Meninjau Pengalaman Negatif Masa Lalu Terhadap Kecemasan Melalui alat tes psikologi

oleh
Meninjau Pengalaman Negatif Masa Lalu Terhadap Kecemasan Melalui alat tes psikologi
Meninjau Pengalaman Negatif Masa Lalu Terhadap Kecemasan Melalui alat tes psikologi (Foto: Dibuat dengan Canva)

Meninjau Pengalaman Negatif Masa Lalu Terhadap Kecemasan Melalui alat tes psikologi

Pande Ketut Gita Kusuma Maharani1, Wahyu Aulizalsini Alurmei2

Email : pandegita27@gmail.com & wahyu.aulia@dsn.ubharajaya.ac.id

Kecemasan atau cemas merupakan salah satu emosi negatif yang ada pada diri individu dalam kehidupan sehari-hari. Goleman menjelaskan, emosi dasar manusia pada dasarnya meliputi rasa takut, marah, sedih, dan bahagia. Susanto (2012) menambahkan rasa malu, bersalah, dan takut sebagai emosi dasar manusia. Emosi ini penting karena memberikan pengaruh yang kuat, tidak hanya pada perilaku saat ini tetapi juga pada perilaku di masa depan, terutama emosi negatif. Kecemasan sendiri menurut (Sarason et al., 1990) didefinisikan sebagai keadaan emosional yang tidak menyenangkan yang ditandai dengan rasa takut. Kecemasan juga diartikan oleh Jeffrey S. Nevid, dkk (2005: 163) kecemasan adalah suatu keadaan emosional yang ditandai dengan keterangsangan fisiologis, ketegangan yang tidak menyenangkan, dan perasaan cemas akan terjadi sesuatu yang buruk.

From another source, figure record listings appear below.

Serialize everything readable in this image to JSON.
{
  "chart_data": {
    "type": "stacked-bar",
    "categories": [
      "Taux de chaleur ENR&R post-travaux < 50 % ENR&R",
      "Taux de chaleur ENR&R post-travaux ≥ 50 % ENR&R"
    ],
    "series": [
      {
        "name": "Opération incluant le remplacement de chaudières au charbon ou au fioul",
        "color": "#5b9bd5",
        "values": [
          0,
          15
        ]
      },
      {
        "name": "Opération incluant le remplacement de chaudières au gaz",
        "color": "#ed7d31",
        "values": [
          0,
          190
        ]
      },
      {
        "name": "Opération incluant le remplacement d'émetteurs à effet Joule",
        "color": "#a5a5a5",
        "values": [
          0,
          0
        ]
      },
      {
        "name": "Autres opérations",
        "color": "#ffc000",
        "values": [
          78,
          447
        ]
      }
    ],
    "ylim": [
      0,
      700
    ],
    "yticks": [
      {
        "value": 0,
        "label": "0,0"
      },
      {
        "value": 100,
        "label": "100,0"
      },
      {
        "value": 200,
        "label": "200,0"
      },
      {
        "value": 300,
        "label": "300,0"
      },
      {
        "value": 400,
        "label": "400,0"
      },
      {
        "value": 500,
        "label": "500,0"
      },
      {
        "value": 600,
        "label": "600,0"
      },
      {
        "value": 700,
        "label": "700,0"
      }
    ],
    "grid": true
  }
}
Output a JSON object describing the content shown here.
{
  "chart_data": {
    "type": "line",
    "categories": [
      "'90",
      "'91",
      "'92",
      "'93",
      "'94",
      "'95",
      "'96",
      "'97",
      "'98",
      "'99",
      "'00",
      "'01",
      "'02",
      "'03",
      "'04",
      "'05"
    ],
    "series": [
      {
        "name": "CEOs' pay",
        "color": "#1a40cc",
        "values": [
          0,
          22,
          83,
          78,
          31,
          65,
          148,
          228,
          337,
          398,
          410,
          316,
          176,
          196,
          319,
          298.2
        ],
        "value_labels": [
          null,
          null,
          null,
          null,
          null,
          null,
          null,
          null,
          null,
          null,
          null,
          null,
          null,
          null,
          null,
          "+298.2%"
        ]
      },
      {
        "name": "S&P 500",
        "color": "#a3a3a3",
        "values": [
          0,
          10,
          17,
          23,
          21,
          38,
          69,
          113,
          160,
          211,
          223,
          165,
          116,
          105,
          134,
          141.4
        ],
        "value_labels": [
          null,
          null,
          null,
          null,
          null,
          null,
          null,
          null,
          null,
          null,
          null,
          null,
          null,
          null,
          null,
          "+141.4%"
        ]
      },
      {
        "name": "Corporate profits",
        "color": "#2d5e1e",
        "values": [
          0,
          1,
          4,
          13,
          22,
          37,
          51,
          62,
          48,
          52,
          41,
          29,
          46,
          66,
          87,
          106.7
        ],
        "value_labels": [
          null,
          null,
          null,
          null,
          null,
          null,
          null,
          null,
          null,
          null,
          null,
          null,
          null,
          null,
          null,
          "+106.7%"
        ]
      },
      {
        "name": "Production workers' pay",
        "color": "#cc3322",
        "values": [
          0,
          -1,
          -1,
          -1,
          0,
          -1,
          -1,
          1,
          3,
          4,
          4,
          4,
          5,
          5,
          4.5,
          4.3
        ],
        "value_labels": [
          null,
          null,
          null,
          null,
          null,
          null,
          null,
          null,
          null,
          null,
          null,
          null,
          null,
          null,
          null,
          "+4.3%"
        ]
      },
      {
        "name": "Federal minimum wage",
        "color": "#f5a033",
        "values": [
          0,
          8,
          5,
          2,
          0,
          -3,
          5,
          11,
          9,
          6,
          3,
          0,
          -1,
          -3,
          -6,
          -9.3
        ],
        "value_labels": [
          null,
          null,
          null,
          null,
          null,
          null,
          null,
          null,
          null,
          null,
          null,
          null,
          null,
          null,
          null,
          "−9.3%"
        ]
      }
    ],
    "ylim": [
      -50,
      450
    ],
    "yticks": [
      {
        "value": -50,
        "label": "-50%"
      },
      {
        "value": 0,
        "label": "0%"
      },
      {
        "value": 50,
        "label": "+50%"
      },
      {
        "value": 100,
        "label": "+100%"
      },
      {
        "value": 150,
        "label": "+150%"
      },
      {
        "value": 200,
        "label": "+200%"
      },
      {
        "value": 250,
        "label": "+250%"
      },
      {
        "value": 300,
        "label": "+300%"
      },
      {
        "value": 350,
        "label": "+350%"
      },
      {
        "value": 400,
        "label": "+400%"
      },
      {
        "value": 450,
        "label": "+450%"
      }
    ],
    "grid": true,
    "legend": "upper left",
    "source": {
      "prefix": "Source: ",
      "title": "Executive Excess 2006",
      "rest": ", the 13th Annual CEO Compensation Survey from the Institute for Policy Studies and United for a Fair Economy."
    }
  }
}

Ghufron & Risnawitaq (2012) terdapat beberapa hal yang dapat menimbulkan kecemasan pada individu, ini dapat berupa pengalaman negatif di masa lalu atau pikiran yang tidak rasional. Pengalaman negatif masa lalu seperti kegagalan dan penolakan. Sedangkan pikiran tidak rasional dapat berupa pikiran-pikiran menakutkan terhadap sesuatu yang akan terjadi. Hal ini disebabkan oleh kepercayaan dan kayakinan tidak rasional pada individu mengenai apa yang akan terjadi di masa depan yang belum tentu memalukan. Pada individu yang memasuki usia dewasa awal yaitu 18 – 40 tahun kecemasan berorientasi pada hubungan dan pekerjaan. Sejalan dengan pendapat Nabila et al., (2022) kecemasan pada individu yang memasuki usia dewasa awal seringkali di identifikasikan dengan hubungan dan pekerjaan. Hal ini karena perkembangan pada masa dewasa awal dengan hubungan dan pencarian jati diri memiliki keterikatan yang erat. Hubungan dengan lingkungan berpengaruh karena adanya pengalaman tidak menyenangkan yang dialami oleh rekan kerja, kekasih, teman atau keluarga dapat menimbulkan kecemasan (Savitri, 2003). Dalam hal ini kecemasan dapat disebabkan oleh adanya pengalaman negatif di masa lalu yang dilakukan oleh orang terdekat seperti kasus pada subjek X yang ditinjau melalui alat tes psikologi 16pf dan IST.

Pada wawancara yang telah dilakukan dengan subjek X ditemukan bahwa subjek dalam dua bulan terakhir sering merasa cemas sehingga mengalami sulit tidur dan mengelola emosi. Kecemasan yang dirasakan bersumber dari pengalaman negatif yang dirasakan di masa lalu. Subjek menjelaskan saat masih berusia anak-anak (SD), subjek tidak sengaja melihat ayahnya sedang berbalas pesan singkat tidak wajar dengan wanita lain. Selain itu, subjek sering melihat perlakuan ayah kepada ibunya tidak baik secara verbal. Ketika menjalin hubungan dengan lawan jenis subjek, juga memergoki kekasihnya melakukan hal yang sama dengan yang ayahnya lakukan yaitu berbalas pesan tidak wajar dengan wanita lain. Pengalaman – pengalaman tersebut membuat subjek merasa cemas akan terulang kembali dengan pasangan yang sekarang. Dimana saat ini subjek akan segera menuju jenjang pernikahan. Untuk melihat kondisi subjek secara lebih jelas maka dilakukan asesmen menggunakan 16 PF dan IST dengan tujuan mengukur kepribadian pada taraf normal untuk memberikan gambaran yang mendalam pada diri individu dan mengetahui kapasitas intelektual untuk memperkirakan pemahaman individu terkait kondisi yang dialaminya.